Step 4: Altering the Decision Threshold
Altering the decision threshold will allow us to catch more true positive samples by increasing the sensitivity of the model. This increase in sensitivity will come at a cost, however, causing a decrease in the precision of our model. But, that’s ok! We are most concerned with catching the true positives in this data and aren’t nearly as worried about false positives. Below is a look at our model’s precision-recall curve to get a better understanding of the tradeoff between the two measures prior to changing the decision threshold.
from sklearn.metrics import precision_recall_curve
# Get class probability scores
y_scores = best_grid_model.predict_proba(X_test)[:, 1]
# Returns precision-recall pairs for different probability thresholds
p, r, thresholds = precision_recall_curve(y_test, y_scores)
viz_df = pd.DataFrame({'Precision':p, 'Recall':r})
sns.lineplot(data = viz_df, x = "Recall", y = "Precision")
For us to achieve perfect recall, the model’s precision is going to suffer quite a bit. Again, that’s OK because of this project’s main goal to effectively catch positive samples. Let’s iteratively lower the decision threshold until we achieve perfect recall.

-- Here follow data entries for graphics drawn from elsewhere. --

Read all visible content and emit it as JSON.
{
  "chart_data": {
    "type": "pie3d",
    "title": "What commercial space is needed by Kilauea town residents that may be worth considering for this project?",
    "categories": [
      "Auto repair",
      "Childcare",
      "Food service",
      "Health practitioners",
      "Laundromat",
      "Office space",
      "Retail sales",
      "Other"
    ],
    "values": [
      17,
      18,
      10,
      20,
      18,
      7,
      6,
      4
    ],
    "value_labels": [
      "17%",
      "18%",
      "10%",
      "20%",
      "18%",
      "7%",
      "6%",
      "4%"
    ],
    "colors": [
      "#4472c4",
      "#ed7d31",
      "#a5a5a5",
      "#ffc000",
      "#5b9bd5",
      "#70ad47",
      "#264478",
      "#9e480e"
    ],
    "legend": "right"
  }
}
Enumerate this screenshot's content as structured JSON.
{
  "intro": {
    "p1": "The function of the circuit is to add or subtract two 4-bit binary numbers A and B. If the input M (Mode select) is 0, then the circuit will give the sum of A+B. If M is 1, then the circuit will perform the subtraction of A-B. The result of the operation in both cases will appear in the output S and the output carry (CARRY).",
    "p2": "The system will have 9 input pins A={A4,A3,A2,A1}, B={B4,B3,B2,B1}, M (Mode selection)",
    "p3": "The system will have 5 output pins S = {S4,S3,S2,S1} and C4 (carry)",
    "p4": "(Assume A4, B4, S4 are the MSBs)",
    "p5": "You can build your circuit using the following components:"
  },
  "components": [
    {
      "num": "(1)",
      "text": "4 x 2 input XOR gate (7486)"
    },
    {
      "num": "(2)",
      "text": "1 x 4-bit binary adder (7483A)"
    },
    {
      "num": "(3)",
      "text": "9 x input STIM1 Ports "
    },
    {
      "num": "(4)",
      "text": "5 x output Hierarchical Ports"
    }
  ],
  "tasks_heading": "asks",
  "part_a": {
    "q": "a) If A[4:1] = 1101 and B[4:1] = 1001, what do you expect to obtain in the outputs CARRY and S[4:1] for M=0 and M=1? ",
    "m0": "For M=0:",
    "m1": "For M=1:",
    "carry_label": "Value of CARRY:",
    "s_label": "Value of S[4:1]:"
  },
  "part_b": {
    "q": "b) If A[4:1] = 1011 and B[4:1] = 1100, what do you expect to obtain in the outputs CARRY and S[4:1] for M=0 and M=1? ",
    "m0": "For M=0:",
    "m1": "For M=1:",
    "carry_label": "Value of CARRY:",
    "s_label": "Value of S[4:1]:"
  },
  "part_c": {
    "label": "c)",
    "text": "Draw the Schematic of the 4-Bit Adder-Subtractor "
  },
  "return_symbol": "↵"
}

def adjusted_classes(y_scores, t):
# If pred probability is greater than or equal to threshold it is positive
return [1 if y >= t else 0 for y in y_scores]
# Default sklearn logistic regression threshold
init_threshold = 0.5
pred = adjusted_classes(y_scores, init_threshold)
recall = recall_score(y_test, pred)
# Stops when recall is perfect
while recall != 1.0:
init_threshold = init_threshold - 0.001
pred = adjusted_classes(y_scores, init_threshold)
recall = recall_score(y_test, pred)
print("Maximum Threshold for Perfect Recall:", init_threshold)
show_confusion(y_test, pred)
Maximum Threshold for Perfect Recall: 0.3679999999999999
There you have it - a very sensitive model that doesn’t always spit out the positive class!